Schools need to feel confident in order to book. Confident that students and their money will be safe; confident that their staff will be safe; confident that every eventuality has been thought of. Yet how can you feel confident booking a year or more down the line, when you don’t know what’s around the corner?
Let’s face it, if we wait for everything to sort itself out, we could be waiting a LONG time. Therefore, over the past few months we have been quietly working away behind the scenes, completely revising our insurance provision, booking conditions and our school contract, in order to place less risk on schools and individuals.
I’m pleased to say there have been some recent positive developments outside of our control too:
- The Department of Education no longer advises against overseas school trips. It’s not the answer to all problems, but it is certainly a significant step in the right direction - an important piece in the jigsaw.

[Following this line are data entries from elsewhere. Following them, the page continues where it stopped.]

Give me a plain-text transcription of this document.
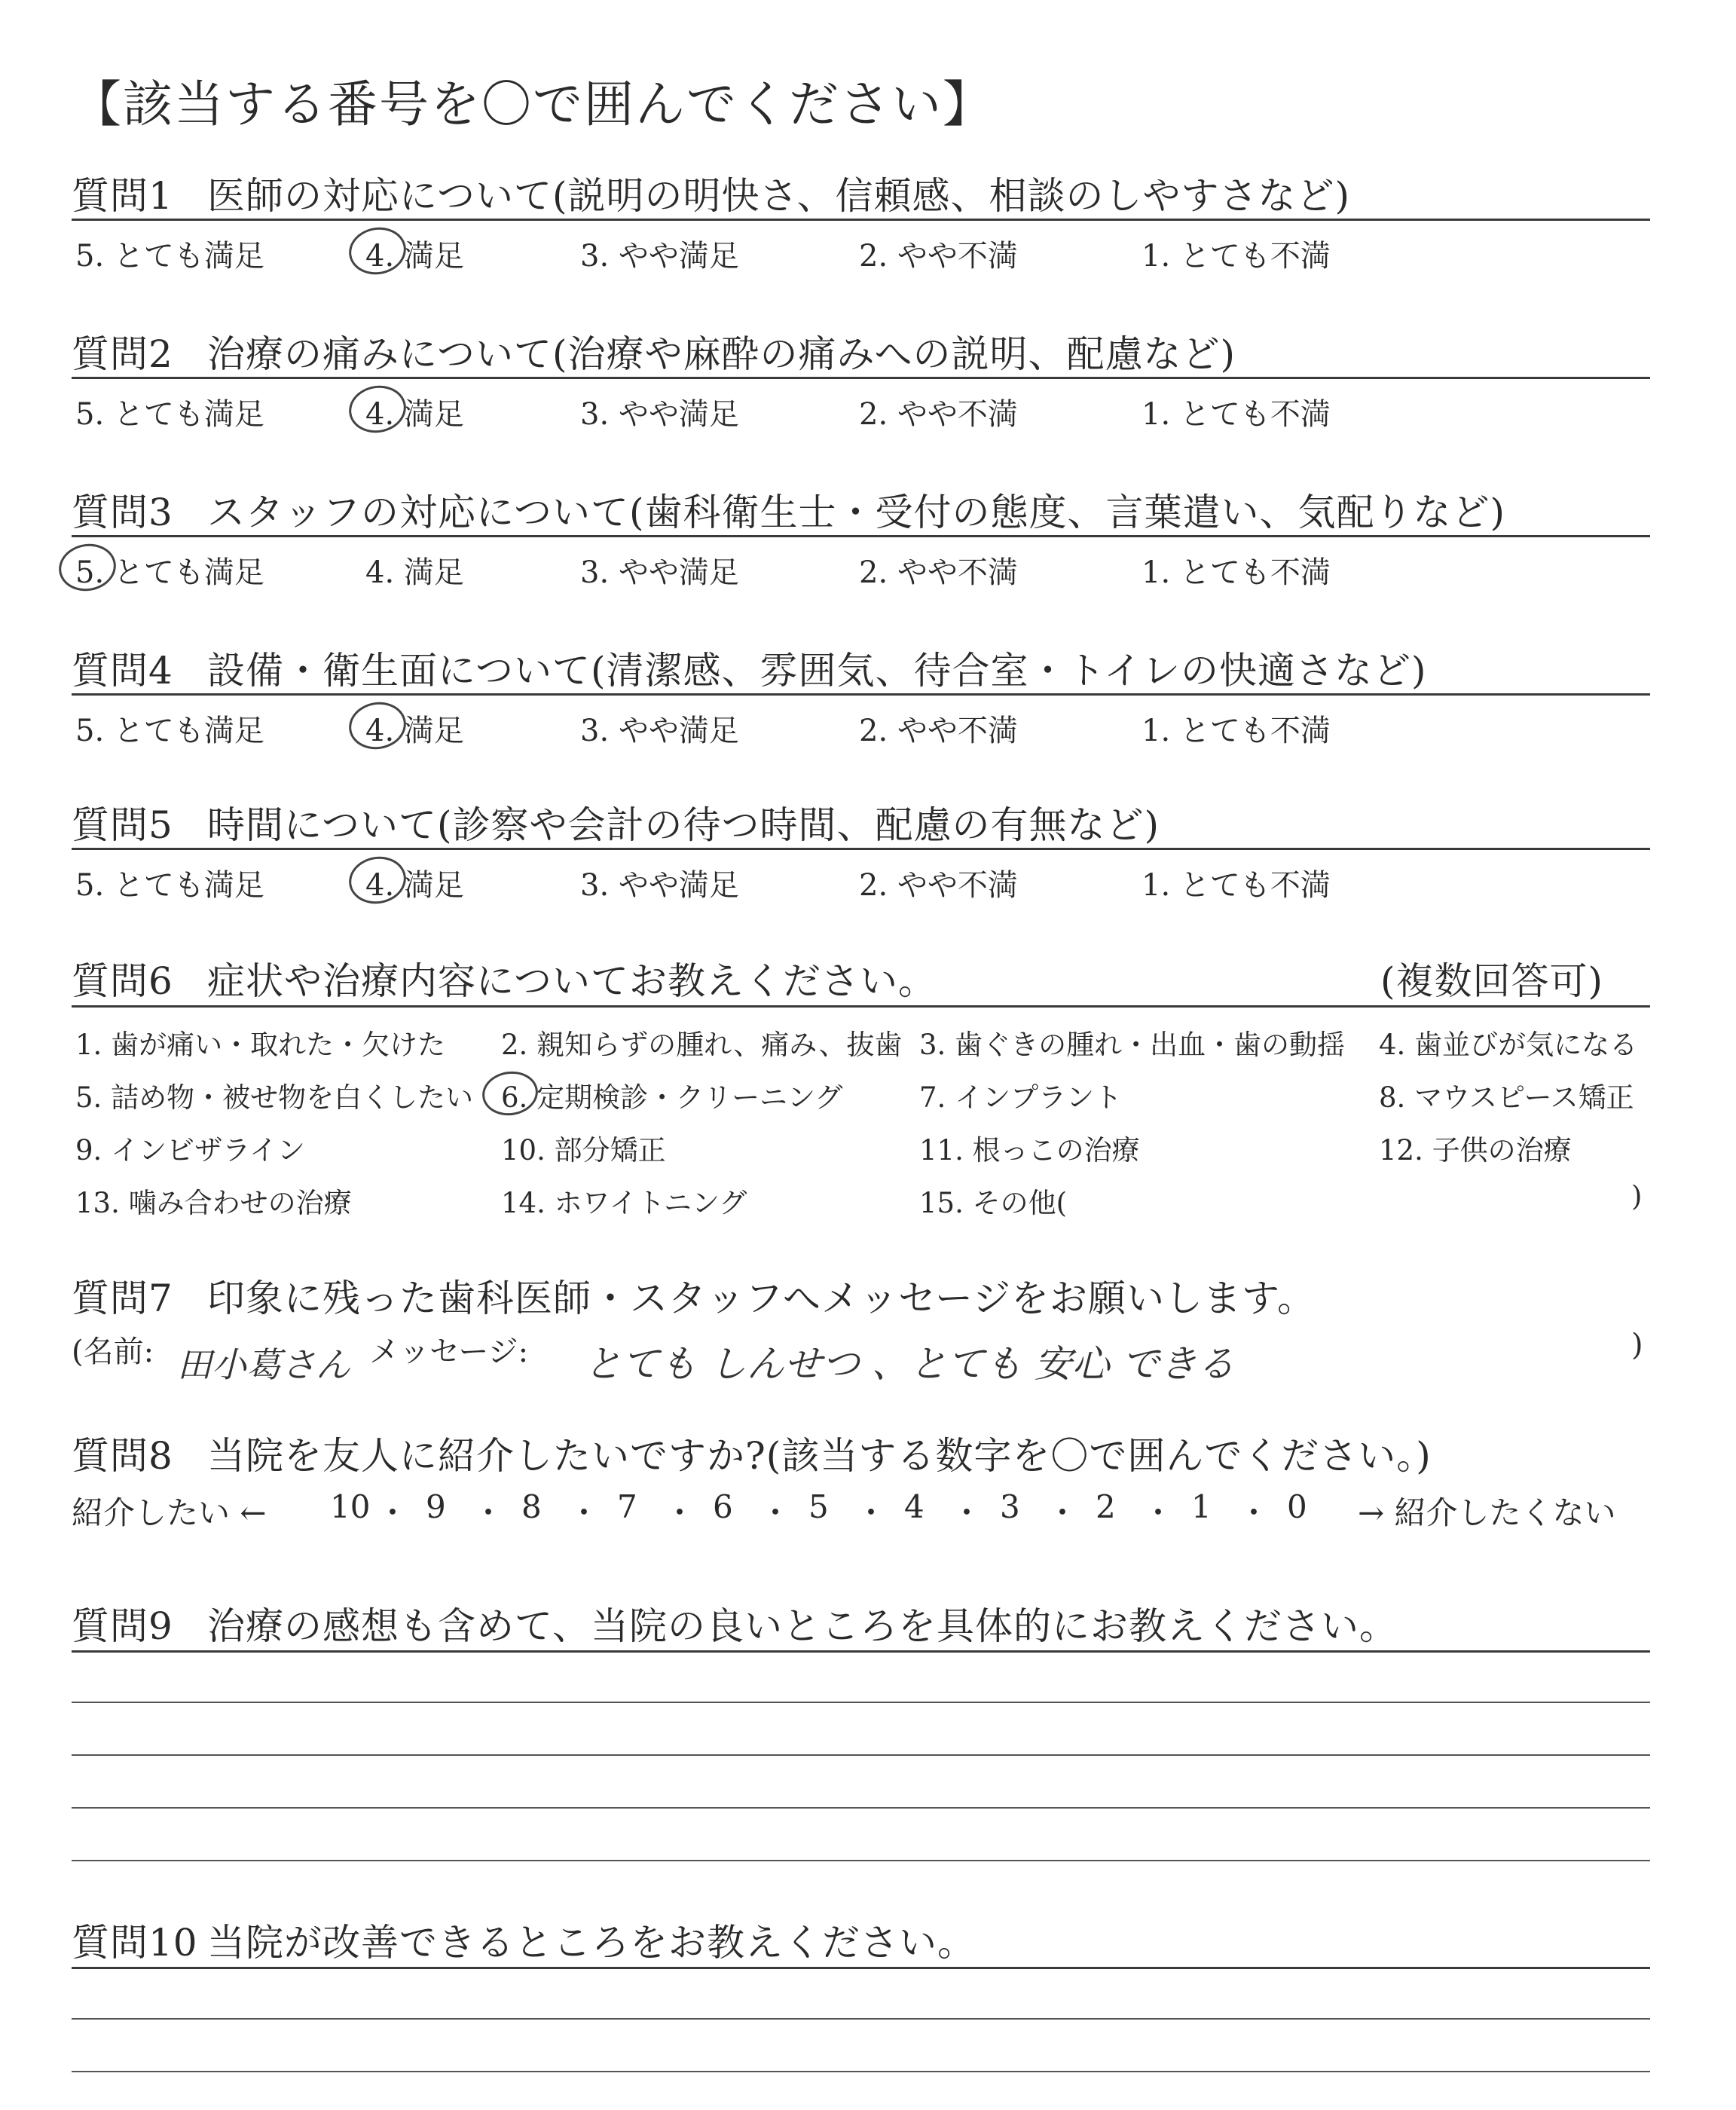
【該当する番号を〇で囲んでください】
質問1 医師の対応について(説明の明快さ、信頼感、相談のしやすさなど)
5. とても満足	4. 満足	3. やや満足	2. やや不満	1. とても不満
質問2 治療の痛みについて(治療や麻酔の痛みへの説明、配慮など)
5. とても満足	4. 満足	3. やや満足	2. やや不満	1. とても不満
質問3 スタッフの対応について(歯科衛生士・受付の態度、言葉遣い、気配りなど)
5. とても満足	4. 満足	3. やや満足	2. やや不満	1. とても不満
質問4 設備・衛生面について(清潔感、雰囲気、待合室・トイレの快適さなど)
5. とても満足	4. 満足	3. やや満足	2. やや不満	1. とても不満
質問5 時間について(診察や会計の待つ時間、配慮の有無など)
5. とても満足	4. 満足	3. やや満足	2. やや不満	1. とても不満
質問6 症状や治療内容についてお教えください。	(複数回答可)
1. 歯が痛い・取れた・欠けた 2. 親知らずの腫れ、痛み、抜歯 3. 歯ぐきの腫れ・出血・歯の動揺 4. 歯並びが気になる
5. 詰め物・被せ物を白くしたい 6. 定期検診・クリーニング	7. インプラント	8. マウスピース矯正
9. インビザライン	10. 部分矯正	11. 根っこの治療	12. 子供の治療
13. 噛み合わせの治療	14. ホワイトニング	15. その他(	)
質問7 印象に残った歯科医師・スタッフへメッセージをお願いします。
(名前: 田小葛さん メッセージ: とても しんせつ 、とても 安心 できる	)
質問8 当院を友人に紹介したいですか?(該当する数字を〇で囲んでください。)
紹介したい ← 10 ・ 9 ・ 8 ・ 7 ・ 6 ・ 5 ・ 4 ・ 3 ・ 2 ・ 1 ・ 0 → 紹介したくない
質問9 治療の感想も含めて、当院の良いところを具体的にお教えください。
質問10 当院が改善できるところをお教えください。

- Social bubbles within a school setting have been removed. This is another really important piece in the puzzle. Before, if one student booked on a school trip came down with covid, then the whole year group had to isolate. If this happened just prior to a trip’s departure, then no-one could travel. And there wasn’t, nor is there still, any insurance cover for COVID related group cancellations. Now, if one student tests positive, the rest of the group are still able to travel.
- Individual covid cancellation insurance is now available. This provides reassuring protection meaning individuals are covered for cancellation due to covid whilst, crucially, the rest of a group are still able to travel. We now include COVID cancellation insurance as standard as part of our packages.
- FCDO advice and Traffic Lights are finally simplifying. Last week came the welcome news of a simplification to the much maligned traffic light system. With just green and red lists, it’s certainly simpler to understand, but, much more important – for the traveller - is the aligning of the traffic light system with FDCO advice. Now, if a country goes from green to red, the FCDO also advice against travel. If you’ve booked your trip through a tour operator, they can no longer operate the trip for you and have to either agree to postpone or cancel with a refund. School trips to countries that are on the green list can be delivered by the operator. Crucially though, the school has the reassurance that if the traffic lights go red, then under the Package Travel Regulations (PTRs) the operator has to cancel and refund. Incidentally, the same goes for restrictive destination entry requirements – if a country introduces entry requirements that mean all travellers from the UK have to isolate on arrival, then the tour operator can no longer operate the trip as planned, resulting in a ‘significant change’ – and the need to agree alternatives or refund.
So where does the real financial risk lie when arranging school trips?
The changing nature of overseas quarantines, border closures and entry requirements has been, still is, and will be for a long time to come, a HUGE headache for tour operators like ourselves. But the Package Travel Regulations place virtually ALL the financial and operational risk on the tour operator, not the client. With the removal of the DfE advice against overseas school trips, and COVID insurance cover for individuals, the actual risk to individuals and schools is now very low indeed.
Of course, there are some very obscure ‘What if’ scenarios that could theoretically cause problems, but that’s always been the case, even before COVID.
Nothing is risk free.
It never has been and never will.
Which is why teaching our children about managing risk has never been more important.
So as my business partner, Chris, wrote recently, there’s never been a more important time to start planning an overseas school trip.
Or, to put it another way, it's the perfect time to make lemonade.